What relationship do I even have with this woman? She doesn't really know who I am as a person. If I ever attempt to tell her, she'll either retort that she knows better than me about my own personality, or she'll comment that some trait or interest of mine MUST have been acquired by me copying someone else or from something I saw on TV. In her mind, I have no independent thought or personal development. Since Christmas always seems to be an event at the heart of all this, it is another perfect example of how she knows nothing about me. Because she cannot just go out and find a gift for me. She HAS to have some kind of list in order to think of anything. Even though we often talk about interests I have... very basic interests like gardening or birdwatching. She seemingly can't even remember these things.

This makes it very comedic when her (and my sister) invoke this idea that we are "family" and therefore the members within have to come first. Mind you, *I* would never come first to them. Being "family" really means that I am supposed to accept and tolerate my sister's monstrous behavior. I am supposed to accept and tolerate my mother's dysfunctional need for reassurance and validation. I am supposed to accept that my mother can't drive 50 minutes to my house. I must accept that she *has* to spend thousands on us for Christmas. And also that I must accept that every holiday be celebrated at her house simply because that's "the way that it is".

I have to accept walking on eggshells for every interaction we have or have had for the past 30 years. Her emotional state is the most important out of anyone's, which is an idea my father also championed when he was alive. It is also the thing my sister-in-law revolted against those many years ago.

It's a waste of time going on about my sister right now, whose mental deficiencies and horrible behaviors have already been written about in length. I feel nothing about the woman but a deep-seeded resentment. I care nothing about a relationship with her. Previously, my only concern was making sure that justice was served with my parents estate once my mom is gone. Making sure my sister didn't walk away with a single cent she legally wasn't entitled to. But, I've reached the point now where I am not sure I care. Pain avoidance and freedom from this dysfunction feel more important to me than inheritance or taking ownership of cherished family heirlooms.
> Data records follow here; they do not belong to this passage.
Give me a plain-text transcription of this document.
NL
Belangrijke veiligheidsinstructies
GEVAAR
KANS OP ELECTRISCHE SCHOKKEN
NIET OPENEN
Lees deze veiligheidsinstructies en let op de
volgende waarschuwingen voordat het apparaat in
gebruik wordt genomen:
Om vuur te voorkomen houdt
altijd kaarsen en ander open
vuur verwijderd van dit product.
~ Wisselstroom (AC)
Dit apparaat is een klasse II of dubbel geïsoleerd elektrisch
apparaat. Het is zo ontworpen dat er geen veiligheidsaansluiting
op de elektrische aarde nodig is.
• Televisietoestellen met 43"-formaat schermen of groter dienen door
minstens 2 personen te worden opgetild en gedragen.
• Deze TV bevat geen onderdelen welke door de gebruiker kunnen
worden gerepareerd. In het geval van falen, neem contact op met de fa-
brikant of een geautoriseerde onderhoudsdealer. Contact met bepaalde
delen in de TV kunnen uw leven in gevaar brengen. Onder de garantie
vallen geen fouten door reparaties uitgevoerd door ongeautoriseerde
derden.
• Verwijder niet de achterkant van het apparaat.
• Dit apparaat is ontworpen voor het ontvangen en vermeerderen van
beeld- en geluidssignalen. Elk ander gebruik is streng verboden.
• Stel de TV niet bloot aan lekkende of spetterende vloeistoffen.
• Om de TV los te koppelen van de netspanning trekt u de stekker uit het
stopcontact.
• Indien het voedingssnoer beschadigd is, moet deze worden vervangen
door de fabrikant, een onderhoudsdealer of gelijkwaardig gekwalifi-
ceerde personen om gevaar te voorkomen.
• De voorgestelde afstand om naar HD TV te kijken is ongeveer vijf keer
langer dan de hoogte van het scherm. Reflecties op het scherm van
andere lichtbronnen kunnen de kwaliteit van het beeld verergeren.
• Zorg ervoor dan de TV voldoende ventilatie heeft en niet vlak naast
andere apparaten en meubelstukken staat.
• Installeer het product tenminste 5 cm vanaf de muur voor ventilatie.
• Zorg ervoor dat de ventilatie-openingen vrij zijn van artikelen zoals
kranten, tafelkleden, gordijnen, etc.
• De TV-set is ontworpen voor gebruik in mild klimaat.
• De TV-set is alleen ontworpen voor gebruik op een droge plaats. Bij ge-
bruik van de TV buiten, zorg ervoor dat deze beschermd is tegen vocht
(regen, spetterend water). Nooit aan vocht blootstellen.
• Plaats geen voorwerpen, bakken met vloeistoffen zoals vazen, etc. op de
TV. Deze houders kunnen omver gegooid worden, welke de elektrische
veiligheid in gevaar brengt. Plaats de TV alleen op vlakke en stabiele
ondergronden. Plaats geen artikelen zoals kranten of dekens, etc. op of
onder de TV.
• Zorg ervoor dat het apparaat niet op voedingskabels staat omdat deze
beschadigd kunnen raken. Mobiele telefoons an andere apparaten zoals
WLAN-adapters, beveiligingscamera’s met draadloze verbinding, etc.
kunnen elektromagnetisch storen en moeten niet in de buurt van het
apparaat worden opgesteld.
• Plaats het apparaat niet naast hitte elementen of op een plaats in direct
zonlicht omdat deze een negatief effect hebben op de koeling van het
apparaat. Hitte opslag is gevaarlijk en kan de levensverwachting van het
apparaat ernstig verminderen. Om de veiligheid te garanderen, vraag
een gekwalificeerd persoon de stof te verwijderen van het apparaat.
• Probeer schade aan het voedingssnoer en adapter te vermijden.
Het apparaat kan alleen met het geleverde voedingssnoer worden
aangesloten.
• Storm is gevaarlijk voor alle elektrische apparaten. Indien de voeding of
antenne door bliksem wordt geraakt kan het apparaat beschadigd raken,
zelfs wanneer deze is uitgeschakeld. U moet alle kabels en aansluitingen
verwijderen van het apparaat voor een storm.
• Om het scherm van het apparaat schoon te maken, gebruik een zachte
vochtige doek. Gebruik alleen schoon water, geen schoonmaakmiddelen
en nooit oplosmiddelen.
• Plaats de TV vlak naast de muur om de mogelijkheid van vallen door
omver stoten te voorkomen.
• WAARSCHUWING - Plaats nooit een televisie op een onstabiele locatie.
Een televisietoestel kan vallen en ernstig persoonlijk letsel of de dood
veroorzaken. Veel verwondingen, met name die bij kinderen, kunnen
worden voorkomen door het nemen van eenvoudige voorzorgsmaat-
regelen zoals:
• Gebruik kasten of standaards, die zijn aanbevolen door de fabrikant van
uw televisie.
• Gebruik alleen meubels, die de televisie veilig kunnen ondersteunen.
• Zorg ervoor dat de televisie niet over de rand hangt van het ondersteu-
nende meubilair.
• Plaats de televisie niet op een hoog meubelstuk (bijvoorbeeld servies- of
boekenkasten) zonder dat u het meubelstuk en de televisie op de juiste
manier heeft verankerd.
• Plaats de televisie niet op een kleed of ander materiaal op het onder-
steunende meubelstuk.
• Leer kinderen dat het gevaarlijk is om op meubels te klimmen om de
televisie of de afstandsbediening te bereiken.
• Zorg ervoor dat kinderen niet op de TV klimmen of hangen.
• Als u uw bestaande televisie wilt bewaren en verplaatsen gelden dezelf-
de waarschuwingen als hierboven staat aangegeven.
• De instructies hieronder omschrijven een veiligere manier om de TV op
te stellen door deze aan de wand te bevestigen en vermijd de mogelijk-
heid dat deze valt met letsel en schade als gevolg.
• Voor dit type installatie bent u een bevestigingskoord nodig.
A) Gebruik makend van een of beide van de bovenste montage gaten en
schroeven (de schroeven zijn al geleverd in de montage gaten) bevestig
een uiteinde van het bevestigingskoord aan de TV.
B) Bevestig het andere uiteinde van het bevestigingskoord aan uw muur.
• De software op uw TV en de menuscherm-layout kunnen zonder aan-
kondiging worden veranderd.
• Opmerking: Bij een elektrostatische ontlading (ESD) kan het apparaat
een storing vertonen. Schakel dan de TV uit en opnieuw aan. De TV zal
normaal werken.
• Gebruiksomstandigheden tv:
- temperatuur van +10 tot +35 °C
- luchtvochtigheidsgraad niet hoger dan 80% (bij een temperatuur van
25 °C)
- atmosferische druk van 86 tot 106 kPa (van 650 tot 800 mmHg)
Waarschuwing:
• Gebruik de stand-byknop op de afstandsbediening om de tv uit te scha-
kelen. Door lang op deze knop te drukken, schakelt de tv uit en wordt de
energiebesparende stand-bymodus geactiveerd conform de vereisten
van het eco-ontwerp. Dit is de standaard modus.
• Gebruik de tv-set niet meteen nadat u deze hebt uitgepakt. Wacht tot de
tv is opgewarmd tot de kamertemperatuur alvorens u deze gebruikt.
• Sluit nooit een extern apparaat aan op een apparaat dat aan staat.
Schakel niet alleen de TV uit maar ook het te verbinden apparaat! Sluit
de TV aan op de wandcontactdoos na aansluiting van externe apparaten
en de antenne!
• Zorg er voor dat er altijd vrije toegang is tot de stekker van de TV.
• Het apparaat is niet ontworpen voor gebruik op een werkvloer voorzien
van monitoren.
At the antique store yesterday I found these three ceramic Christmas mice identical to three we've had in our family since I was a little kid. A symbol of the kind of items I would want to take ownership of when my mom passes. Though my mom puts no value on most any of the things, I do. One of the mice she has has been broken from years due to her manic method of putting Christmas stuff away. She rushes, she breaks things, all in a mad panic to prevent me in the past from helping them put stuff away.

I understand too that *I* am the one giving this value to the items that are otherwise just useless, material objects. To my sister, they are just things she wants to possess, at times simply if she knows *I* would like to have them. She has less of a concern for the history and sentimentality for any of these things. Shown by the fact that she lets her out of control mongrels often destroy everything in her house.

So I saw these three ceramic Christmas mice and I bought them. I told the Sparrow, what difference does it make if these aren't the exact ones we had when I was a kid? The items still invoke the same sense of memory and nostalgia. These three were intact, and not mishandled and abused by my mother who doesn't care. And having these separates ones now removes the conflict later of having to potentially go through every item in my mom's house one by one because of my sister.

Could I simply walk away from all of it if need be? That's where I am right now. I've ended friendships and relationships where I had deeper connections with people than my own family. My family's roles often compare though to friendships like I had with Rockwell, which was torturous and pointless for years until I finally was aware and confident enough in myself and my position in life to simply walk away from it. Whereas that moment was easy for me concerning with him, it seems far more complicated when it involves my family.